Where to stay in New York City
1. ELEMENT TIMES SQUARE
During our visit to New York, we stayed in the Element hotel which is in the Hells Kitchen district. For us, it was perfectly located and was only a 5-minute walk to Times Square. It was also very close to several metro stations and the main bus terminal. We were feeling a bit stingy and cautious due to the Covid-19 pandemic so we decided to walk from Penn Station to the hotel, which only took us 10-minutes, hauling our luggage.
The room was good, we had a little kitchenette and there were pots, pans, plates and silverware, so we were self-contained. We were lucky enough to be on one of the higher floors, so we had a view. It was also possible to see the Empire State building.

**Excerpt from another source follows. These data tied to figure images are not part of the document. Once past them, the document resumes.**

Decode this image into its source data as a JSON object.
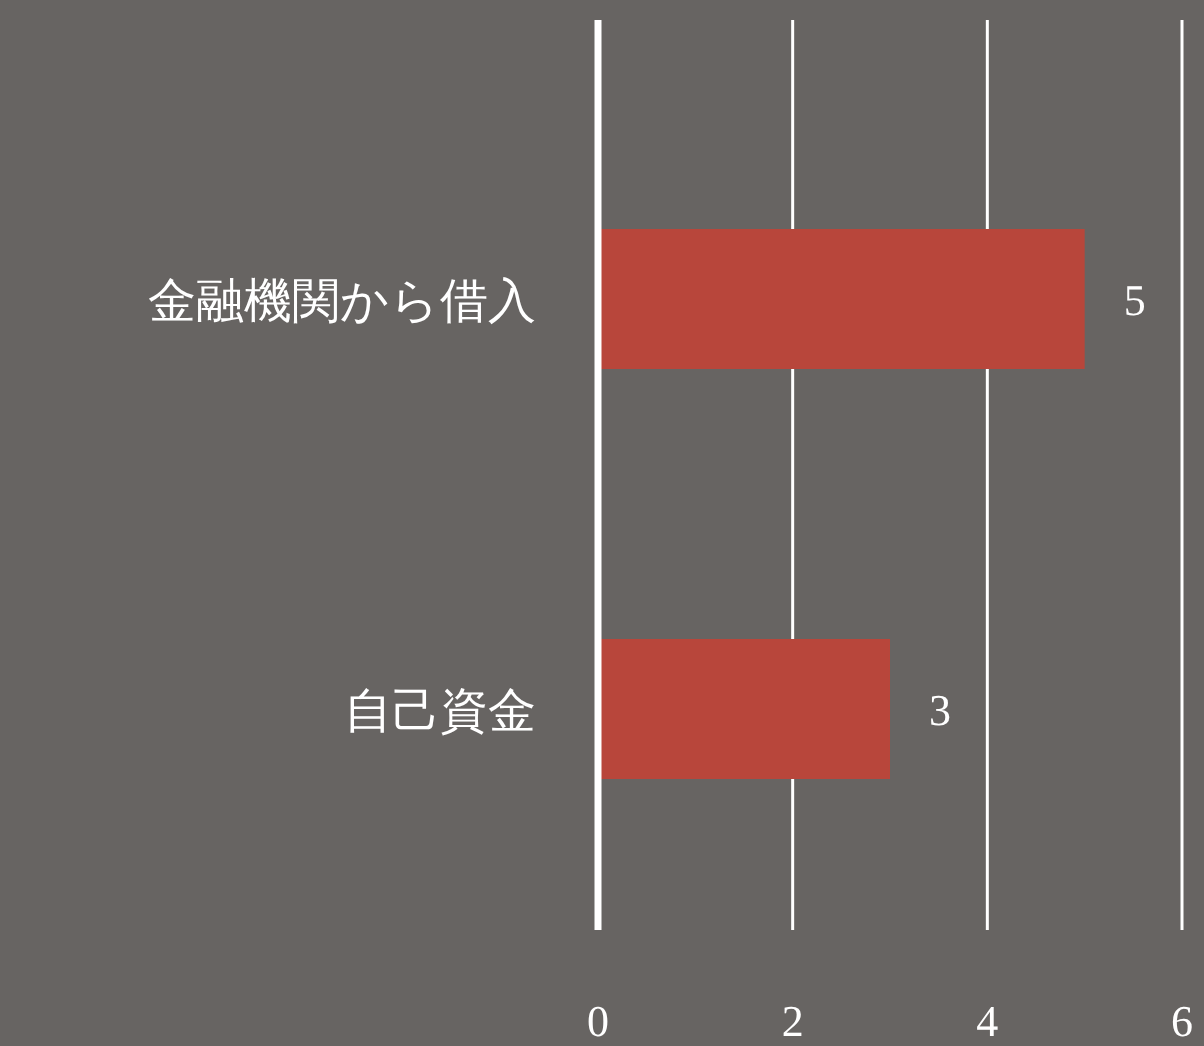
{
  "chart_data": {
    "type": "bar",
    "orientation": "horizontal",
    "categories": [
      "金融機関から借入",
      "自己資金"
    ],
    "values": [
      5,
      3
    ],
    "color": "#b8463b",
    "xlim": [
      0,
      6
    ],
    "xticks": [
      0,
      2,
      4,
      6
    ],
    "grid": "x",
    "data_labels": true
  }
}
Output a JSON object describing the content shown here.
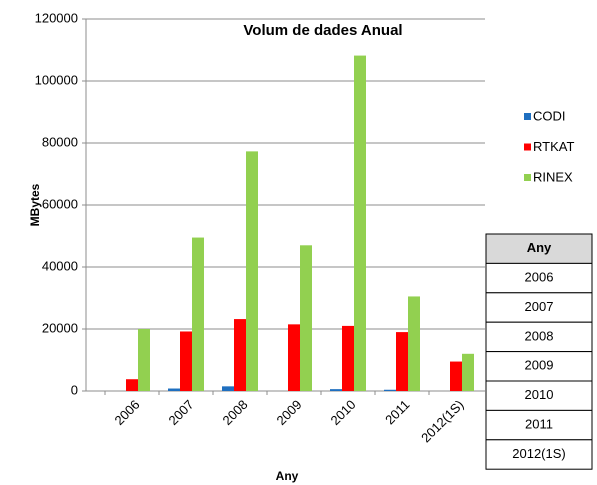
{
  "chart_data": {
    "type": "bar",
    "title": "Volum de dades Anual",
    "xlabel": "Any",
    "ylabel": "MBytes",
    "categories": [
      "2006",
      "2007",
      "2008",
      "2009",
      "2010",
      "2011",
      "2012(1S)"
    ],
    "series": [
      {
        "name": "CODI",
        "color": "#1f6fc0",
        "values": [
          0,
          800,
          1500,
          0,
          600,
          400,
          0
        ]
      },
      {
        "name": "RTKAT",
        "color": "#ff0000",
        "values": [
          3800,
          19200,
          23200,
          21500,
          21000,
          19000,
          9500
        ]
      },
      {
        "name": "RINEX",
        "color": "#92d050",
        "values": [
          20000,
          49500,
          77300,
          47000,
          108200,
          30500,
          12000
        ]
      }
    ],
    "ylim": [
      0,
      120000
    ],
    "yticks": [
      0,
      20000,
      40000,
      60000,
      80000,
      100000,
      120000
    ],
    "grid": true,
    "legend": "right",
    "table": {
      "header": "Any",
      "rows": [
        "2006",
        "2007",
        "2008",
        "2009",
        "2010",
        "2011",
        "2012(1S)"
      ]
    }
  }
}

Breakfast is included but nothing to write home about, but there are plenty of places to eat in the area so it was not a problem for us.
2. YOTEL NEW YORK
3. FREEHAND HOTEL
Freehand is located in the former George Washington hotel, known as the home of many artists, and it has maintained its creative spirit. It has a partnership with Bard College and many artists take an active part in designing the hotel and in shaping its cultural life. Freehand features five restaurants and bars, and elegantly designed rooms with private bathrooms. The rooms sleep up to 6 people.
It is located on Lexington Avenue and in walking distance of Union Square, Midtown and Flatiron.